O Rf da mistura foi calculado a partir de cada 
mancha percorrida no papel, com isso foi permitido 
identificar quais os aminoácidos estavam contidos na 
mistura, através da comparação dos Rf de cada 
aminoácido contido na mistura e o Rf dos aminoácidos 
separadamente. 
 
Após a obtenção dos resultados, foram discutidos 
possíveis aplicações desta técnica. Entre estas, a mesma 
pode ser utilizada no diagnóstico de aminoacidopatias, 
que são doenças raras do metabolismo de aminoácidos, 
geralmente relacionadas com a deficiência de enzimas 
que participam do catabolismo dos aminoácidos [5]. A 
partir desta prática, os estudantes de biologia puderam 
aplicar conceitos teóricos trabalhados na disciplina, 
aplicado a uma situação prática. 
 
Agradecimentos 
A Universidade Federal Rural de Pernambuco; 
Aos professores, monitores e alunos que contribuíram 
para a realização desta aula prática. 
 
Referências 
[1] CHAMPE, P. C.; HARVER, R. A.; FERRIER, D. R. 2008. 
Bioquímica ilustrada.
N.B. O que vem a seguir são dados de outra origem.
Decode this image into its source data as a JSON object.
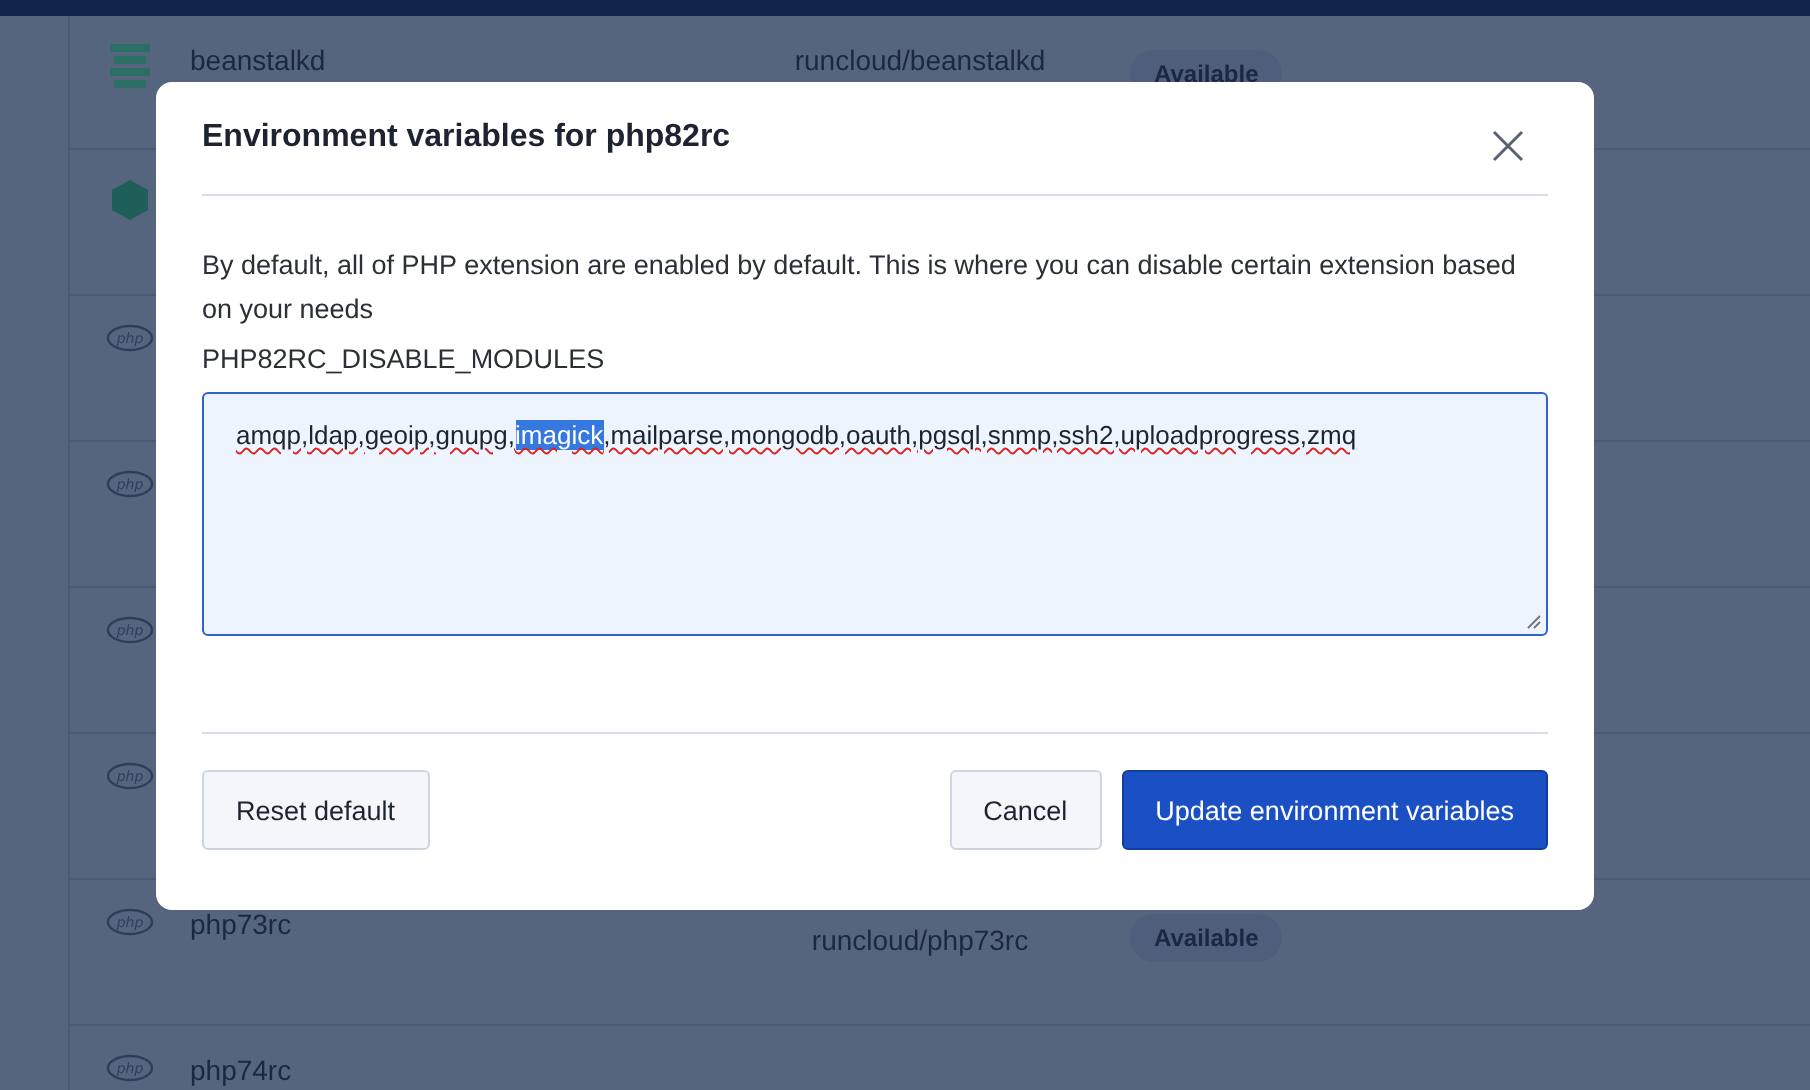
{
  "background_table": {
    "rows": [
      {
        "kind": "stack",
        "name": "beanstalkd",
        "image": "runcloud/beanstalkd",
        "status": "Available"
      },
      {
        "kind": "cube"
      },
      {
        "kind": "php"
      },
      {
        "kind": "php"
      },
      {
        "kind": "php"
      },
      {
        "kind": "php"
      },
      {
        "kind": "php",
        "name": "php73rc",
        "image": "runcloud/php73rc",
        "status": "Available"
      },
      {
        "kind": "php",
        "name": "php74rc"
      }
    ]
  },
  "modal": {
    "title": "Environment variables for php82rc",
    "description": "By default, all of PHP extension are enabled by default. This is where you can disable certain extension based on your needs",
    "field_label": "PHP82RC_DISABLE_MODULES",
    "value_parts": [
      {
        "text": "amqp,ldap,geoip,gnupg,",
        "selected": false
      },
      {
        "text": "imagick",
        "selected": true
      },
      {
        "text": ",mailparse,mongodb,oauth,pgsql,snmp,ssh2,uploadprogress,zmq",
        "selected": false
      }
    ],
    "buttons": [
      {
        "label": "Reset default",
        "kind": "secondary"
      },
      {
        "label": "Cancel",
        "kind": "secondary"
      },
      {
        "label": "Update environment variables",
        "kind": "primary"
      }
    ]
  }
}
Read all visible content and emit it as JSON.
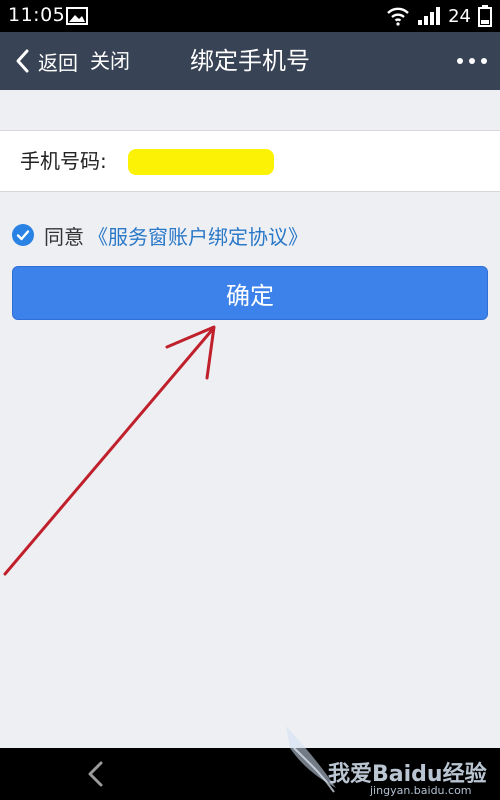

Paraná: Editora Artmed. 620p. 
[2] MARZZOCO A.; TORRES, B. B. 2007. Bioquímica Básica. 
Rio de Janeiro: Guanabara Koogan. 388p. 
[3] RIBON, A. O. B.; QUEIROZ, J. H. 2007. Práticas de 
Bioquímica. Minas Gerais: Editora UFV. 120p. 
[4] OLIVEIRA, A. R. M.; SIMONELLI, F.; MARQUES, F. A. 
1998 [online]. Experimentos cromatográficos. Homepage: 
http://qnesc.sbq.org.br/online/qnesc07/exper2.pdf 
[5] NARDY, M. B. C.; STELLA, M. B.; OLIVEIRA, C. 2009. 
Práticas de Laboratório de Bioquímica e Biofísica: uma visão 
integrada. Rio de Janeiro: Guanabara Koogan. 212p. 
X JORNADA DE ENSINO, PESQUISA E EXTENSÃO – JEPEX 2010 – UFRPE: Recife, 18 a 22 de outubro. 
 
 
 
 
 
 
 
 
 
 
 
 
 
 
 
 
 
 
 
 
 
 
 
 
 
 
 
 
 
 
 
 
 
 
 
 
 
 
 
 
 
 
 
 
Figura 1. Preparação e análise do cromatograma contendo amostras de aminoácidos. A: Estrutura dos aminoácidos utilizados; B: 
Solvente ascendendo por capilaridade no papel filtro; C: Resultado da reação com a Ninhidrina, após colocar na estufa; D: Estudante 
coletando a amostra de um aminoácido; E: Estudante colocando o cromatograma na estufa.